Implicaciones del funcionamiento de la Justicia en la Economía

Implicaciones del funcionamiento de la Justicia en la Economía

En el pasado mes de julio se celebró en la Universidad Internacional Menéndez Pelayo el curso, organizado por el Consejo General de Economistas, titulado “Implicaciones del funcionamiento de la Justicia en la Economía”, que durante tres días reunió a personalidades del mundo de la economía, de la judicatura, de la empresa y a diversos operadores del ámbito económico-jurídico, en cuya inauguración participó el Ministro de Justicia, Rafael Catalá.
Actualmente nadie pone en duda que el funcionamiento eficiente del sistema judicial es un factor clave de la competitividad de la economía, jugando un papel relevante en el intercambio de bienes y servicios, en la contratación de trabajadores, en los índices de morosidad o, en general, en cualquiera de los determinantes del crecimiento económico.

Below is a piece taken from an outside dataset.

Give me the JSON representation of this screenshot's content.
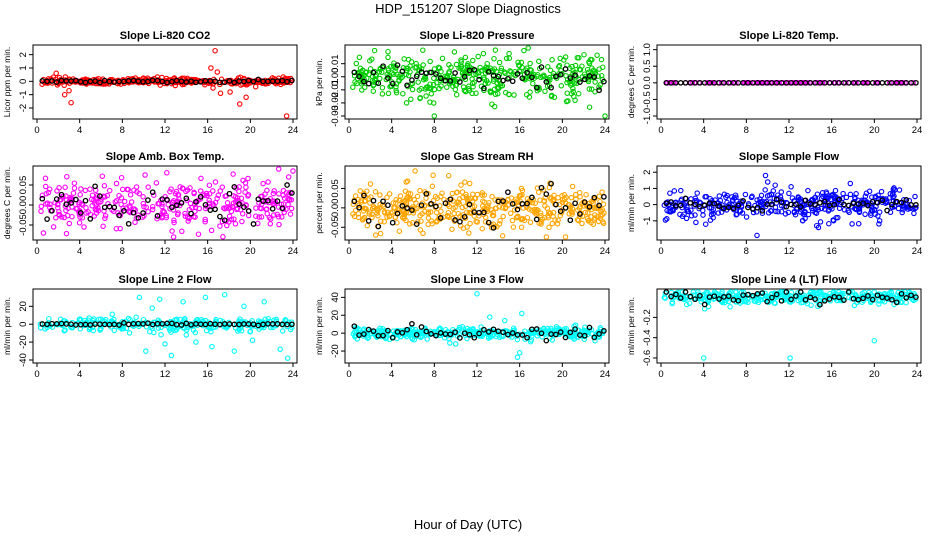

Durante tres días, expertos en la materia analizaron el binomio economía-justicia y realizaron una serie de propuestas para mejorar la eficiencia del sistema judicial español.
Una de las propuestas más importantes que pusieron sobre la mesa es la necesidad de impulsar los sistemas alternativos de resolución de conflictos, tanto la mediación como el arbitraje. También que sería necesario intensificar la mediación intrajudicial. Debería considerarse y plantearse exigir la mediación en determinados procedimientos de forma previa obligatoria, como ocurre en países como Italia en el que las mediaciones han experimentado un importante crecimiento. También podría ser obligatorio un intento de mediación antes de litigar en áreas específicas, tales como comunidades de propietarios, arrendamientos y en sociedades. Deberían introducirse medidas que hicieran más atractivas para las empresas las soluciones alternativas al concurso y el concurso en sí mismo, entre las que destacan la necesidad de limitar los privilegios que mantienen los créditos públicos (Hacienda y Seguridad Social) –tal como ha propuesto en sucesivos informes el FMI–, así como facilitar la venta de unidades productivas para mantener el tejido empresarial español. Así mismo, es imprescindible replantearse la remuneración de la mediación, tanto en el ámbito mercantil como en el concursal, ya que se están produciendo numerosas renuncias de nombramientos de mediadores concursales por los bajos honorarios de estos operadores.